Professor Carole Mundell
Hiroko Sherwin Chair in Extragalactic Astronomy and Head of Astrophysics at the University of Bath, and Chief International Science Envoy at the Foreign, Commonwealth and Development Office.
Headshot: University of Bath
If one thing is guaranteed in the world of science – it is change and adaptation. Whether this is within natural systems, methodology, or when acting on research findings, flexibility is key.
Like no other, the past 18 months has shown us that the modern world is more connected than ever, which presents huge global challenges – ones which science and engineering are key in helping to solve. The incredible accomplishments we’ve seen within science, engineering and technology are something to be celebrated. They have highlighted the importance of teamwork, global collaboration, and recognition of the science workforce in order to reach a common goal. We have taken a giant step forward – but how do we keep moving?
The Science Council is in a unique position to recognise the brilliance of this cross disciplinary work, and highlight the imperative to build and operate diverse, agile teams to tackle complex global challenges. Monocultures will only ever – at best – provide partial solutions. However, attracting and maintaining diverse teams presents its own challenge. Sustainable strategic planning is essential to foster, support and retain the talent that science has to offer.

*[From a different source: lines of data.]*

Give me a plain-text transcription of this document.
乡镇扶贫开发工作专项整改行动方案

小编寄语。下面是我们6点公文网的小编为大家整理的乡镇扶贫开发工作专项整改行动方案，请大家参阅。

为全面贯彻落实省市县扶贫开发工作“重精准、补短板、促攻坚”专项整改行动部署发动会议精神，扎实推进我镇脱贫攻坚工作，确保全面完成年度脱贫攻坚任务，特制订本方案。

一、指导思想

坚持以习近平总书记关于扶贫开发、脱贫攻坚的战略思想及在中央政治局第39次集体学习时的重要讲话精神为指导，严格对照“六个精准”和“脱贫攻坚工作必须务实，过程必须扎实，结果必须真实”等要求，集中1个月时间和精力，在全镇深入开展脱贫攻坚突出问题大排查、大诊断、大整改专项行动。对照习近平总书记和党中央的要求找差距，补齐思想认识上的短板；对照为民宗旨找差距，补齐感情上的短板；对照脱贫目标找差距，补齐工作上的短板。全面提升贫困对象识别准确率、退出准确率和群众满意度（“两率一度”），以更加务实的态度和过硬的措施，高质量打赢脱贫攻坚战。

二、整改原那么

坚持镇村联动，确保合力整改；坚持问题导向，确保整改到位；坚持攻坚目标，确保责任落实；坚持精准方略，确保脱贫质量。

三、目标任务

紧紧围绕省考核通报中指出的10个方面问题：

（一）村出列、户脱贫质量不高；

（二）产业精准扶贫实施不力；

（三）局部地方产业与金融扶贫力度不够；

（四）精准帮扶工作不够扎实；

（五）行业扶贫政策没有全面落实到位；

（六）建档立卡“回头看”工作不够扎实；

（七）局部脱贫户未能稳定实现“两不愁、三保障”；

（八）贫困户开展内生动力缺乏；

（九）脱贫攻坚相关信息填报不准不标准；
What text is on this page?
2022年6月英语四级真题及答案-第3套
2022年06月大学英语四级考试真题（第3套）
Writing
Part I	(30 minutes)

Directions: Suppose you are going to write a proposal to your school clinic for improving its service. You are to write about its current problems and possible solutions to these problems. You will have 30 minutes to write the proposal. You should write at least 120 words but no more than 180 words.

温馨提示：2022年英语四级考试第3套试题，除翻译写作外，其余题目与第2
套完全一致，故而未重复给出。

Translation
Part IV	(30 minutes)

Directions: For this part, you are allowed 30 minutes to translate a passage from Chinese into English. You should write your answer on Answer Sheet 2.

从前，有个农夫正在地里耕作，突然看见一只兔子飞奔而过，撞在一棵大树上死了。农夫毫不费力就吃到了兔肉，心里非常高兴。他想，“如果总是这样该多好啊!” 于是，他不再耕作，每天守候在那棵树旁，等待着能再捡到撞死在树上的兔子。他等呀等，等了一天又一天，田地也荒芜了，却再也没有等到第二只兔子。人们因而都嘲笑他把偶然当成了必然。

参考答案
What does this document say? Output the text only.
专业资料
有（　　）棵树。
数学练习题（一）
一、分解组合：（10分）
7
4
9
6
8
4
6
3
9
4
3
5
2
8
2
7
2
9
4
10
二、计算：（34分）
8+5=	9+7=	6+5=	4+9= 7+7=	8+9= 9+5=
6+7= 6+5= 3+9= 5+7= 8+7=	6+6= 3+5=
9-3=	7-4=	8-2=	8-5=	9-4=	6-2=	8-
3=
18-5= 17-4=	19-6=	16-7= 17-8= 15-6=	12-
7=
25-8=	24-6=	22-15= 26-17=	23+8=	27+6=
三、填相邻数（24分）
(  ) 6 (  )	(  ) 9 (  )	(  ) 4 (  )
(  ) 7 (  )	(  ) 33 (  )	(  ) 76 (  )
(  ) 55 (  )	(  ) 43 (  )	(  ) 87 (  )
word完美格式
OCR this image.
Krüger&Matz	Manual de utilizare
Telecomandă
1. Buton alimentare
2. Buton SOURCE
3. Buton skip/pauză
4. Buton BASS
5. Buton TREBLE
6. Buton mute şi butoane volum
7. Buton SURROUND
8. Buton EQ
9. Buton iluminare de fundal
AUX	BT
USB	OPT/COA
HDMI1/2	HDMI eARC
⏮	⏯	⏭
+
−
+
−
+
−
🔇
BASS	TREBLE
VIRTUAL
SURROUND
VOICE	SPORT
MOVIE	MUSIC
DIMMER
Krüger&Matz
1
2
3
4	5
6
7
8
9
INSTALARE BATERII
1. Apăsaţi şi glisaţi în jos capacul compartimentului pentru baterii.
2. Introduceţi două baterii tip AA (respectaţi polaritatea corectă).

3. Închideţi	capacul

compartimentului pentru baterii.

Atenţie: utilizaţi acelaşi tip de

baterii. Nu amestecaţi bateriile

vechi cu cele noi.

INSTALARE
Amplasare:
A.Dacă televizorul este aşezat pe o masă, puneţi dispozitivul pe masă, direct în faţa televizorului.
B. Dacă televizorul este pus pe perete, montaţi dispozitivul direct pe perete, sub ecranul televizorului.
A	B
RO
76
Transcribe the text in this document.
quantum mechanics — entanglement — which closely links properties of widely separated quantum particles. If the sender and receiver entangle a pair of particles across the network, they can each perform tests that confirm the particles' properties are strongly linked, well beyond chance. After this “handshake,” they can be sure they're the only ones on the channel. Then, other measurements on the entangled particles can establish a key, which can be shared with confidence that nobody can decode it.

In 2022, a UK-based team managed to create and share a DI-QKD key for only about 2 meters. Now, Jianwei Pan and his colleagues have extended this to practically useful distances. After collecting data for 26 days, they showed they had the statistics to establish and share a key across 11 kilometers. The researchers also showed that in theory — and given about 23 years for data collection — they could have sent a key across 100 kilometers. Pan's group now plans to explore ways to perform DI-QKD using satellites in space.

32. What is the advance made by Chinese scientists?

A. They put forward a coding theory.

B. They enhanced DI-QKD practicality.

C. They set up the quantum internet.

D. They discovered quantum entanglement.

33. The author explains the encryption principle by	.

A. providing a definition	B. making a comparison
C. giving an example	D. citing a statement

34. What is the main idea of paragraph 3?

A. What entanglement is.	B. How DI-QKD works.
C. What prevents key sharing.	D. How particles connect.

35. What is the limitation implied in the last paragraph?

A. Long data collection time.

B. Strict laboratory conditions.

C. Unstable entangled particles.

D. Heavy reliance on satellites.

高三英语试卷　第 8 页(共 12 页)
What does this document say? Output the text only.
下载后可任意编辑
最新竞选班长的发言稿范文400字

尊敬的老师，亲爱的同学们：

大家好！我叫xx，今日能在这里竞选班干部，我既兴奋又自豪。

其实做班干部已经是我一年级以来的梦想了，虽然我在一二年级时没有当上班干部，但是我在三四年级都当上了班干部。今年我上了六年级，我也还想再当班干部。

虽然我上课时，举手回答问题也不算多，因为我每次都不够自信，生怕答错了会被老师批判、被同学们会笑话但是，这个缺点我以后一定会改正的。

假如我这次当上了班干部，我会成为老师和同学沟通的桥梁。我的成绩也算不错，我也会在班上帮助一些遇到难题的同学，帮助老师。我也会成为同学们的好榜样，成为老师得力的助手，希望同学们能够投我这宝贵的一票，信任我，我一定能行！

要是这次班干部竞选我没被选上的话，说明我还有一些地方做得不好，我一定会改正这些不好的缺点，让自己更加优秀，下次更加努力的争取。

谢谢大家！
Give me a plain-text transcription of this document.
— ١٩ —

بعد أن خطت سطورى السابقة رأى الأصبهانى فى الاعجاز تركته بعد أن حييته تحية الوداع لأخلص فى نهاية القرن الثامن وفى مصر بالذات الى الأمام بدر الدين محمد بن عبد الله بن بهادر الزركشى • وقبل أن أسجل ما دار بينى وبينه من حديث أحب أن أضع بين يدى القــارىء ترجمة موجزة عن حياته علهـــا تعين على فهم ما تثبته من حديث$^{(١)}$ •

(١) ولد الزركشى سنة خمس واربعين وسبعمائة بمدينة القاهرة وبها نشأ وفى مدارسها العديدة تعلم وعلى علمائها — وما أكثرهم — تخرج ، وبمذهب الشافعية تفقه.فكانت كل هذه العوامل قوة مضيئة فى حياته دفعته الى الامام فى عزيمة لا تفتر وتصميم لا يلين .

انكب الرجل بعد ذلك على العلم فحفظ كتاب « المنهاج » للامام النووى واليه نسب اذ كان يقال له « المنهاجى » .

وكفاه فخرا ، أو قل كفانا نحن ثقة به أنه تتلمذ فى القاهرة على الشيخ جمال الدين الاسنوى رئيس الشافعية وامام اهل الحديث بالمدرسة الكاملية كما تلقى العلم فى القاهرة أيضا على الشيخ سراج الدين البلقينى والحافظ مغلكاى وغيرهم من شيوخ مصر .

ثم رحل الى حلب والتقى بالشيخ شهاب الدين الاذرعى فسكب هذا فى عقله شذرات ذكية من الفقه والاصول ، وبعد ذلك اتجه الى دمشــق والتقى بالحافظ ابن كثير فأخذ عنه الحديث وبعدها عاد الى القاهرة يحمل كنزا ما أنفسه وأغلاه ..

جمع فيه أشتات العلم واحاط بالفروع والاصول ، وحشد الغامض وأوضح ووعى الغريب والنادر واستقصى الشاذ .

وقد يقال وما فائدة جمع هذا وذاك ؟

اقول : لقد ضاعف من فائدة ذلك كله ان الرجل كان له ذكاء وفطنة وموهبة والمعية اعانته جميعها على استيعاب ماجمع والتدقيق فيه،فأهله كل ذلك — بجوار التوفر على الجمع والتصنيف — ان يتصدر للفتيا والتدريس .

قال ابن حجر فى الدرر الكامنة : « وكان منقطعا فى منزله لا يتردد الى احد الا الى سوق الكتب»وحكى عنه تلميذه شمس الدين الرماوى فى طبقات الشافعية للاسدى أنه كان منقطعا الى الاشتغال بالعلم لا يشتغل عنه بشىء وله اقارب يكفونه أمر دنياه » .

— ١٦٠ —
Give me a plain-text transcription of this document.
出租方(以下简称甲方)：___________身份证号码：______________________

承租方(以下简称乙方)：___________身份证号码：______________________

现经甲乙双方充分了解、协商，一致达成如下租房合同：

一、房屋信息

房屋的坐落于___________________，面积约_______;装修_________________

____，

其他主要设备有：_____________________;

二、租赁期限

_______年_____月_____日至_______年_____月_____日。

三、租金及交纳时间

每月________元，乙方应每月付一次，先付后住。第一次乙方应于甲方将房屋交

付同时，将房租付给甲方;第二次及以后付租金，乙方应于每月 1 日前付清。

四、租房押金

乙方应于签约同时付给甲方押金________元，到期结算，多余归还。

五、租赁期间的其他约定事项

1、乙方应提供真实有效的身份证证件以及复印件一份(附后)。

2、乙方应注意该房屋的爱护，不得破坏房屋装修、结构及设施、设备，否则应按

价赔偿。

The road ahead of us may be long, but it is also exciting. The journey for the science workforce hinges on vital cross-sector dedication and work to implement sustainable diversity practices. For this reason, initiatives which bring together policy makers, decision makers and influencers are essential.
The road ahead of us may be long, but it is also exciting. The journey for the science workforce hinges on vital cross-sector dedication and work to implement sustainable diversity practices.
As the incoming President of the Science Council, this is what I strive to achieve via the dedicated 36 professional bodies and learned societies that make up our community. The Science Council’s strength extends from its broad membership across disciplines and professions and an ability to be multi- and inter-disciplinary in its approach. Knowledge sharing is encouraged and facilitated through our networks, but importantly, so is mutual support.
By promoting equality, diversity and inclusion the Science Council and its member bodies aim to create greater opportunity for any individual to fulfil their scientific potential, harnessing their diverse backgrounds and circumstances. In so doing it will also help science to better serve society by attracting the widest possible talent to the science workforce and ensuring a secure, equitable and sustainable future for all.